No decision yet on water rate hikes



June 14, 2011 - 12:00 AM

Iola City Council members rejected a proposed hike to the city’s water rates, vowing instead to make sure every other avenue to balance the water budget has been exhausted before they agree to any kind of increase.
On the table Monday was a recommendation from City Administrator Judy Brigham for a 30-percent increase in water usage rates for large-scale industrial customers, 25 percent for other commercial users and 24 percent for private residents. The proposal failed 6-2, with councilmen Jim Kilby and Don Becker the only two in favor.

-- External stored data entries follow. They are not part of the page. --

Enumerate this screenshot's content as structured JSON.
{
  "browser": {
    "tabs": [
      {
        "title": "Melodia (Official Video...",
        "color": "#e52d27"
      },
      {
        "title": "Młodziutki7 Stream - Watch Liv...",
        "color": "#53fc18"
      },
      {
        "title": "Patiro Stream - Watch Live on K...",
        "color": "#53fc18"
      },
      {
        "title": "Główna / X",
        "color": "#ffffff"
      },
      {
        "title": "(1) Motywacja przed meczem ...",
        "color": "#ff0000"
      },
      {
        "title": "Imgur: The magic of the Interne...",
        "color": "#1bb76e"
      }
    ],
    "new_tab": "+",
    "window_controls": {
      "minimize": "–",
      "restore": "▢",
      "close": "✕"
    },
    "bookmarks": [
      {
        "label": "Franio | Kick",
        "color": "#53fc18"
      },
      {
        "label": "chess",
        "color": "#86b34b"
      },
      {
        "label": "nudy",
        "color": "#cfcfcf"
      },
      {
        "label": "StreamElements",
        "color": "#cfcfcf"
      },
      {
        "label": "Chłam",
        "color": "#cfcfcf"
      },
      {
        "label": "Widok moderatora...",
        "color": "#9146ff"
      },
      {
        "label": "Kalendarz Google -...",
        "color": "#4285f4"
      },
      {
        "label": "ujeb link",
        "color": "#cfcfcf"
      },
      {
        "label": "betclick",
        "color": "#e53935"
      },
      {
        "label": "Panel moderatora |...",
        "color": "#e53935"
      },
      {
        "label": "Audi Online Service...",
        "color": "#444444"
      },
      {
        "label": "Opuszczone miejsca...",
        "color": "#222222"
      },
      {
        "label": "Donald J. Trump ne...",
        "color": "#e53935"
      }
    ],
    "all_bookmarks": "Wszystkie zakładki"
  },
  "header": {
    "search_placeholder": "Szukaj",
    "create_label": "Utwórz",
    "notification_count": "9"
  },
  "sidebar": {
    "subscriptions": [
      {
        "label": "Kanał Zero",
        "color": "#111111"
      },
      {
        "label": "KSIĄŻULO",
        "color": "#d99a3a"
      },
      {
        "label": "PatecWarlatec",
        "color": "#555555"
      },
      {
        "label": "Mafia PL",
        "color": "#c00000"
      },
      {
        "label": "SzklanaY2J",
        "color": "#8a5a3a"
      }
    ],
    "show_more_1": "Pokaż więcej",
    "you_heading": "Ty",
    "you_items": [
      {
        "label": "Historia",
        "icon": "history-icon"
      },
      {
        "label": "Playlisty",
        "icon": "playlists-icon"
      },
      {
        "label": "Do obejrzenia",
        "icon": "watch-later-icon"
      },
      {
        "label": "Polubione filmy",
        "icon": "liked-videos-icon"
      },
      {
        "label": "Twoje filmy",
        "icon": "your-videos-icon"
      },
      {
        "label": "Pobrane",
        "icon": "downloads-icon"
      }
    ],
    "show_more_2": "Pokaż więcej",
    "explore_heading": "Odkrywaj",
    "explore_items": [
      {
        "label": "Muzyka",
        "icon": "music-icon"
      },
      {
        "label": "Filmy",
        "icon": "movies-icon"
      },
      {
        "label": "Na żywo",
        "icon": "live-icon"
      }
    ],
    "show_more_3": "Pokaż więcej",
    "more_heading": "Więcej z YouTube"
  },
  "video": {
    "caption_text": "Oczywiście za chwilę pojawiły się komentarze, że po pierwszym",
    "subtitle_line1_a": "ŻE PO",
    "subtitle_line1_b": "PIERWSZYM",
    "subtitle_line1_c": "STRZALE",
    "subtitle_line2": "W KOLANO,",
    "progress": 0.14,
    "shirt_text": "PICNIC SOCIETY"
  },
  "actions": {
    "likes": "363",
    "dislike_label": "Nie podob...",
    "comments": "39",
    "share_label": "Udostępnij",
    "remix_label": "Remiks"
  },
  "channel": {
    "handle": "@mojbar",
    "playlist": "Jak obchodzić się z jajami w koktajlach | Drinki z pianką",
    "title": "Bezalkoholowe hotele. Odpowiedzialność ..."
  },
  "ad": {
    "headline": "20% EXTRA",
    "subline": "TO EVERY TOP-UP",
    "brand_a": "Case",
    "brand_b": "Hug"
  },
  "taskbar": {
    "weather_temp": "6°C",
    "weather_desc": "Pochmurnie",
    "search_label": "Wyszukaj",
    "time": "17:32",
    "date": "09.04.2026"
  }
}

The city is in a bit of a pickle, Brigham explained, because the water fund has operated at a deficit for the past several years and relied on transfers from sewer fund reserves to function and continue paying its annual $700,000 loan payment. The city will pay off the loan — utilized to build Iola’s $13 million water plant in 2005 — in another 14 years.
The fund is expected to wind up about $300,000 in the red this year, Brigham said, and has averaged about $300,000 in losses since 2007. The fund “lost” only about $30,000 in 2010, she noted, but that was because the city made two loan payments in 2009.
“It just worked out that our payment was made in December 2009 instead of January 2010,” Brigham said.
The rate increase, Brigham said, would be enough “to put us back in the black,” and eventually create a reserve fund so the city could once again attack deferred maintenance projects.
Council members weren’t happy about their predicament.
Beverly Franklin asked why previous city commissioners failed to adjust rates in the past to prevent such a hefty increase this year. A drastic hike for industrial customers could cause some to consider leaving town, she warned.
Likewise, Ken Rowe suggested that a 24-percent increase for residents was unfair, in part because it would have the most impact on poorer families or those on fixed incomes.
The third strike, Brigham acknowledged, is that Iola’s rates aren’t low enough to attract other rural water districts to buy the city’s treated water — one of the avenues city planners envisioned to help pay for the new water plant.
What’s more, a significant rate increase could price Iola out of the few water district agreements it has in place now, Brigham warned.
Council members asked Brigham for more detailed rate scenarios, including one that would balance the budget only for now, “and let us look later on at making adjustments to build a reserve,” Councilman Kendall Callahan said.
The water rates were last adjusted in 2005, Brigham said.
She also noted that the city is in violation of state law and its loan agreement with the state because its utility fund is in arrears and reliant upon transfers from the sewer fund.